By Karamatullah K Ghori
Published: 07th May 2014
http://www.newindianexpress.com/opinion/Military-Assault-on-Pakistan-Media/2014/05/07/article2209541.ece
The more things seemingly change in Pakistan the more they remain the same. Anyone doubting the veracity of this dictum need only look at the unfolding saga of the attempted murder of ace television anchor Hamid Mir on April 19, and the train of events since been triggered in its wake.
Pakistan’s chequered history has long been held hostage by its “deep state”, comprising a deep-seated oligarchy of feudal lords, generals and power-hungry bureaucrats. Under the frequent military rule—which spans, to date, half of its sovereign life—the “deep state” acted up front with impunity and without any accountability. It laid down ground rules that had to be obeyed in totality without question or demur.
Even when they weren’t stalking the land, up front, as rulers and overlords, the power brokers of the deep state made sure that the lines drawn by them—the so-called “red lines”—weren’t crossed, either by the civilian rulers or by those hanging on to their coat-tails. Anyone with the temerity to cross them did so at their own peril and perished in the process.
Who could have known this cardinal rule of political life in Pakistan better than incumbent prime minister Nawaz Sharif? He made the error of challenging the deep state and its pampered, puffed-up, denizens in his two previous stints in power and lost on both occasions. His nemeses in the deep state may have thought he’d learned his lesson and wouldn’t dare disturb the unwritten equation of power-peddling in his third crack at the rampart. But Nawaz apparently didn’t take any heed from his two previous Waterloos, a capital crime in the eyes of those ruling the roost in Pakistan.

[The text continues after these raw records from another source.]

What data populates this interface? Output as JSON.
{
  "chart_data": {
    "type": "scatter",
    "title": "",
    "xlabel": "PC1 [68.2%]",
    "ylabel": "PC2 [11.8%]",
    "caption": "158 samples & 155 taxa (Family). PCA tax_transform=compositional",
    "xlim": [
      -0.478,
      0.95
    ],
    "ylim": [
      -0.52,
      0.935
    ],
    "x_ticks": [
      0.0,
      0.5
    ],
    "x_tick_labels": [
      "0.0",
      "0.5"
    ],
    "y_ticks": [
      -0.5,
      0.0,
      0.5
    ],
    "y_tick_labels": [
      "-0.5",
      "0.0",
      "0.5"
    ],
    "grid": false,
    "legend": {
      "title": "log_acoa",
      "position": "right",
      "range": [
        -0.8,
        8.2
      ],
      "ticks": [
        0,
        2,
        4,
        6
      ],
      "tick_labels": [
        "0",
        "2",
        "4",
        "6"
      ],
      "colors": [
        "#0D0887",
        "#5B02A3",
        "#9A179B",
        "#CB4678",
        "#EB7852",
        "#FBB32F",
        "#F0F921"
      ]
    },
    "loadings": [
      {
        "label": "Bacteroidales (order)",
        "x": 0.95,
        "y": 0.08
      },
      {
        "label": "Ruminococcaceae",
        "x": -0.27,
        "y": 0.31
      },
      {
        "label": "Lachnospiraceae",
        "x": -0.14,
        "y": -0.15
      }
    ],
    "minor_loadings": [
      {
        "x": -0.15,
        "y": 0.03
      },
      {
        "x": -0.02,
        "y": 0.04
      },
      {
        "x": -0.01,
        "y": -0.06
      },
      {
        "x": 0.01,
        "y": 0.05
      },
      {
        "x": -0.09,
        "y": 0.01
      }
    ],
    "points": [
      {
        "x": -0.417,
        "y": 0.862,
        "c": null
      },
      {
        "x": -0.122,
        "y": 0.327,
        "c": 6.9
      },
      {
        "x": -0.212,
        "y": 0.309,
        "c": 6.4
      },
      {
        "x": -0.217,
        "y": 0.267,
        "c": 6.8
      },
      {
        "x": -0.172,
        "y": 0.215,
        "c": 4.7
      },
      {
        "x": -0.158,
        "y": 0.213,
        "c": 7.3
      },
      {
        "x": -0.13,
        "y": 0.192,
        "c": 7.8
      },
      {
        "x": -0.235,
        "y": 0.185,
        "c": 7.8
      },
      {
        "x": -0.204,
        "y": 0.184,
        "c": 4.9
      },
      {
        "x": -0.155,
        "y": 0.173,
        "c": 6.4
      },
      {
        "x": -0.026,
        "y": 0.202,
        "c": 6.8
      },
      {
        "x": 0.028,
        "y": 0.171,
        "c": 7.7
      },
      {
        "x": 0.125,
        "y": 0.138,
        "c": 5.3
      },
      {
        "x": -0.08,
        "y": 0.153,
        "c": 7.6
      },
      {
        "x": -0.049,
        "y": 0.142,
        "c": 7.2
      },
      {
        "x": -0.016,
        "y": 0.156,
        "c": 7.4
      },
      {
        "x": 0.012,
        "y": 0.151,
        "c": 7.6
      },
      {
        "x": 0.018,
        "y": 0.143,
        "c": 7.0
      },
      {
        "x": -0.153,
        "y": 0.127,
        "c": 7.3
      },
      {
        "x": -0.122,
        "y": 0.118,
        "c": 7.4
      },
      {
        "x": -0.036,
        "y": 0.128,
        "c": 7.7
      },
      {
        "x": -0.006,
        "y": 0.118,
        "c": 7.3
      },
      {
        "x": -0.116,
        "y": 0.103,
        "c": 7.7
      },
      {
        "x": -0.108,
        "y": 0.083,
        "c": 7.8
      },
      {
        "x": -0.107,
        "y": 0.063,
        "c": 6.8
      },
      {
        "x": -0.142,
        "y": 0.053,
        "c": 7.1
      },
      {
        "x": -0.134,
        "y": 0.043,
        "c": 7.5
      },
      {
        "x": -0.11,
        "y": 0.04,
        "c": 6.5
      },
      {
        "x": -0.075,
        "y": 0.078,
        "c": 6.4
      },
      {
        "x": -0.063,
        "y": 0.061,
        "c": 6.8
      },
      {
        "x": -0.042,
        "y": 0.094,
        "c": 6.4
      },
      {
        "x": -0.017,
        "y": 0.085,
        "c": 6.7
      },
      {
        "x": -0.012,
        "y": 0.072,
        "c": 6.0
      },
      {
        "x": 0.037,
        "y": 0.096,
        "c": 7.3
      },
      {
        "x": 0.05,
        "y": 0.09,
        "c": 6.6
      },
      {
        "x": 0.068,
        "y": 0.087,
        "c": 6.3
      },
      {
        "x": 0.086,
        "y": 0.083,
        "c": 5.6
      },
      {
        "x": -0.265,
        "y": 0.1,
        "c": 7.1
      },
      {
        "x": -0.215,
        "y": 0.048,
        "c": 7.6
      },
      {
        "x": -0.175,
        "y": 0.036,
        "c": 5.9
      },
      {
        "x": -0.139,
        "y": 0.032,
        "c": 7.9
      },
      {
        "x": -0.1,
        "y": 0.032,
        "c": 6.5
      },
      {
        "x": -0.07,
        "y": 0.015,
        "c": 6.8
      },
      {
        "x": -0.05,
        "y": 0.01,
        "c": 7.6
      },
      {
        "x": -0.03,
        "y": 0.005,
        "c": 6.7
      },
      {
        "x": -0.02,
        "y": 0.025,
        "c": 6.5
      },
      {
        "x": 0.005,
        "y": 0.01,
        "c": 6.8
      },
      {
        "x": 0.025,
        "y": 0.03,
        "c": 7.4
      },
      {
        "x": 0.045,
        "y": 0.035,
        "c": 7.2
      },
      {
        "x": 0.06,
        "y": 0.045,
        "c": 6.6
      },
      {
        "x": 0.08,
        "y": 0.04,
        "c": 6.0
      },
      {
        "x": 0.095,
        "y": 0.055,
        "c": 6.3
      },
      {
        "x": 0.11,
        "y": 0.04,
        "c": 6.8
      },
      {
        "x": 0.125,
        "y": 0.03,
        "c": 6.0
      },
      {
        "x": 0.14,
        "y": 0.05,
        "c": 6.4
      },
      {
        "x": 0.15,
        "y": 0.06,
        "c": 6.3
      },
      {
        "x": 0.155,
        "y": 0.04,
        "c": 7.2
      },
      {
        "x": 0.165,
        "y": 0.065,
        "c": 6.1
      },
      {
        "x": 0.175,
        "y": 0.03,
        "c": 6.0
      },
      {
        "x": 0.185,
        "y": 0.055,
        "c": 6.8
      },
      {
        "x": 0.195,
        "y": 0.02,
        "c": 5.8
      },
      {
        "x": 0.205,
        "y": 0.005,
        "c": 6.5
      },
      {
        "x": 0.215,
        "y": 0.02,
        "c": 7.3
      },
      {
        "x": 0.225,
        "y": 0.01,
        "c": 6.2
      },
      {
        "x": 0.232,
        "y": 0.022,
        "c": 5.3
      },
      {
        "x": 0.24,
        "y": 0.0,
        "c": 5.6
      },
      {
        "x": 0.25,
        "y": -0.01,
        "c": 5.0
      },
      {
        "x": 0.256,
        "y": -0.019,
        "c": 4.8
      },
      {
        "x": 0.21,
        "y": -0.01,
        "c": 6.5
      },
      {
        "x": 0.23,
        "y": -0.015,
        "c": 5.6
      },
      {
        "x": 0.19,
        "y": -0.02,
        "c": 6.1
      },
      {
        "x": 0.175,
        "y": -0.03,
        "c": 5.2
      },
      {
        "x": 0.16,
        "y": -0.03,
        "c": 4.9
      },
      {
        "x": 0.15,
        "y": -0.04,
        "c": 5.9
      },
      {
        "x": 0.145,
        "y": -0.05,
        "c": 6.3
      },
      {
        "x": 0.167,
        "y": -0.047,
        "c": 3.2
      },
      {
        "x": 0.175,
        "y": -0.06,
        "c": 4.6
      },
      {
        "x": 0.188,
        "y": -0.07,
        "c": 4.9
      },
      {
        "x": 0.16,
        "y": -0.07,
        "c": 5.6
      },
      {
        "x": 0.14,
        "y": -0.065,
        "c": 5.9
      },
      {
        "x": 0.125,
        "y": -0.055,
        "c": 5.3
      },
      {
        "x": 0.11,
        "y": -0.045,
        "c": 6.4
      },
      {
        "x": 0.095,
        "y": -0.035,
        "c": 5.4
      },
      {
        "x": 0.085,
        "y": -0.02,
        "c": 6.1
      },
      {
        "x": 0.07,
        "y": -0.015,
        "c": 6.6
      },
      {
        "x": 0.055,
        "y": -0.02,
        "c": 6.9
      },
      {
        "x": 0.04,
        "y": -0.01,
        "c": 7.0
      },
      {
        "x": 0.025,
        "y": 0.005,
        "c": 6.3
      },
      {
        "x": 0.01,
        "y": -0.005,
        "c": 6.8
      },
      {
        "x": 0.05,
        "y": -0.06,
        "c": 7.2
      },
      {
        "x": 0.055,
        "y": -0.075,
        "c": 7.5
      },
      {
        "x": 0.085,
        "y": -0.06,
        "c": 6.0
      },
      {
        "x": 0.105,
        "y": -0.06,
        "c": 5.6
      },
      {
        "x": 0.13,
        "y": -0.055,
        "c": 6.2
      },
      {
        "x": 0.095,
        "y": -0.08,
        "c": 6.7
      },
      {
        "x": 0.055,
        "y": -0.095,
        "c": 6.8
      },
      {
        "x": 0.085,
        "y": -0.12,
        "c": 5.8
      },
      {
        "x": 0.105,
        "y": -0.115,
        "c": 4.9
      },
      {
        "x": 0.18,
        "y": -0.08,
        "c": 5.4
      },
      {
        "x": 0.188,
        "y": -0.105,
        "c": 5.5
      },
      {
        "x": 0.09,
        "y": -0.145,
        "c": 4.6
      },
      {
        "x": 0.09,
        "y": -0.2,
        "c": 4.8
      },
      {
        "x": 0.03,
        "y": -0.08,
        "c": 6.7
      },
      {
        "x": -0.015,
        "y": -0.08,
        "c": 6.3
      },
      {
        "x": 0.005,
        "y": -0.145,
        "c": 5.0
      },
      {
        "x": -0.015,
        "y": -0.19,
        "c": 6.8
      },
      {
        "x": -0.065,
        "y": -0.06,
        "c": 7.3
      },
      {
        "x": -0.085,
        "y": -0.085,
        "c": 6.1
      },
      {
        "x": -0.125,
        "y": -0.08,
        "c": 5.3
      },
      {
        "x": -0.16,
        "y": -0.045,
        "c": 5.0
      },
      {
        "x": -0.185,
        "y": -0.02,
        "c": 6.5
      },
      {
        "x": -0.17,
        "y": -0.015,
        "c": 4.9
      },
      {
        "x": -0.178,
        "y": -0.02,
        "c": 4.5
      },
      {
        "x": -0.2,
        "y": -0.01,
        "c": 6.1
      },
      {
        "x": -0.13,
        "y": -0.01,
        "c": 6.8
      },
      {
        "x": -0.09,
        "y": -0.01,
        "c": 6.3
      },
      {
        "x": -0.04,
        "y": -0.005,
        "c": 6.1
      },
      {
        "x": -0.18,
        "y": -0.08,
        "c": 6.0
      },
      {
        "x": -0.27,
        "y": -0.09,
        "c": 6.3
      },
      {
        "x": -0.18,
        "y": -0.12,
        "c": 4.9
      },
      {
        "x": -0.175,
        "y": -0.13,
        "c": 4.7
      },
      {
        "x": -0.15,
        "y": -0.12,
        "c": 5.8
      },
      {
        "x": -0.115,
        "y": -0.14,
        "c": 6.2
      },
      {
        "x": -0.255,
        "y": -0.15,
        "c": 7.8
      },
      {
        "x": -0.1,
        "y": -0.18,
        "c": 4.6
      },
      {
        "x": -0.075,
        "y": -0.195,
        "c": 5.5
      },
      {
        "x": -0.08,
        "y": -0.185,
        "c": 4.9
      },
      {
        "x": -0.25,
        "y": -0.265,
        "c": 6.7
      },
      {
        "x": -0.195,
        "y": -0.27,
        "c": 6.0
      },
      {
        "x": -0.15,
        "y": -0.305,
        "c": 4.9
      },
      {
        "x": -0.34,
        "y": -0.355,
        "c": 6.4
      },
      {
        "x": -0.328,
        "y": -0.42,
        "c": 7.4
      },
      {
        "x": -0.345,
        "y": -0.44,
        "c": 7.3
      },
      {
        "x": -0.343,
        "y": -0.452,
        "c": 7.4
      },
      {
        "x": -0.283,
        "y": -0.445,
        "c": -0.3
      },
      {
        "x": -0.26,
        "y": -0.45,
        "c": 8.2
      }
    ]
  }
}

It isn’t Nawaz alone who miscalculated; many others did, too, including pundits following the graph of Pakistani politics and the realm’s power distribution. They thought ground realities had changed, drastically perhaps, in the years since Nawaz was booted out of power by the last Bonaparte, General Pervez Musharraf, at the cusp of the century. Pundits and politicians, alike, overestimated the power of the news media which has come into its elements in the past one decade and thought it had become a power to contend with and also challenge the high and the mighty at their game.